I might have little confusion about Date in android/java. What I know is when calling new Date()
it creates a Date
instance with current UTC date and time, Right ? Because Date
in java don't have any time zone thing, So if I call
new Date().getTime()
I will get a long
value(time stamp) as UTC, not as local time, right ?
And to show date, we use 'DateFormat' and it has time zone info. So when I call DateFormat.getDateTimeInstance().format(new Date())
I will get a string
with local time.
But how do I get long value(time stamp) of local time ?? I found this answer but is that the only way ? or something more simple ?
Thank you :)
So if I call
new Date().getTime()
I will get a long value(time stamp) as UTC, not as local time, right?

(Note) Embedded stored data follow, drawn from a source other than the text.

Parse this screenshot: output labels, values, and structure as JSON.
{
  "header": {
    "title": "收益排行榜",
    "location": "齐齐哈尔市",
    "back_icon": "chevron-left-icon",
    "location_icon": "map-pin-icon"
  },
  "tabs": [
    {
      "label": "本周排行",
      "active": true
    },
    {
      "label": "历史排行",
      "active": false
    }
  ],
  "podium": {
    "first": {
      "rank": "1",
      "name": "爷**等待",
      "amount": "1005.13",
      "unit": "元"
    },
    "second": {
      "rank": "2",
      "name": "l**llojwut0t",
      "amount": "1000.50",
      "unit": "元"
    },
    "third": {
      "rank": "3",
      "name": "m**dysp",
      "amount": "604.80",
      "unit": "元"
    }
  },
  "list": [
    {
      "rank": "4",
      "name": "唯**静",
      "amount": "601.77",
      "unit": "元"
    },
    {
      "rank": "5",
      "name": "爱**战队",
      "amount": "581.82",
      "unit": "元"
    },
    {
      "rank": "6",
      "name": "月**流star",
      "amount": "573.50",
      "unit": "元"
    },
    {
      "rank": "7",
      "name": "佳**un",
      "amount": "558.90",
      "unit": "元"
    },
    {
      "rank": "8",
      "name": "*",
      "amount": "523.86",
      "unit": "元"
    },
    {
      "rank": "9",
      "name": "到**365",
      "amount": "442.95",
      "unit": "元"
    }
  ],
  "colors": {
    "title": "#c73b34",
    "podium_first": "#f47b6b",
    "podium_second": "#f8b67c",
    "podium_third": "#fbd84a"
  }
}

Well, it will give you the number of milliseconds since Jan 1st 1970 00:00:00 UTC, yes. It's not "in" UTC particularly; it's just a number of milliseconds since an arbitrary epoch.
But how do I get long value(time stamp) of local time?
You don't, basically. That turns out not to be a particularly useful concept. If you think about it, a timestamp is just an instant in time - it's independent of time zones. You can express the Unix epoch in any time zone; it just happens to normally be expressed in terms of UTC.
If you need the local date/time for a particular timestamp, you just need to remember the timestamp itself and the relevant time zone. If you give us more information about what you're trying to achieve, we may be able to help more.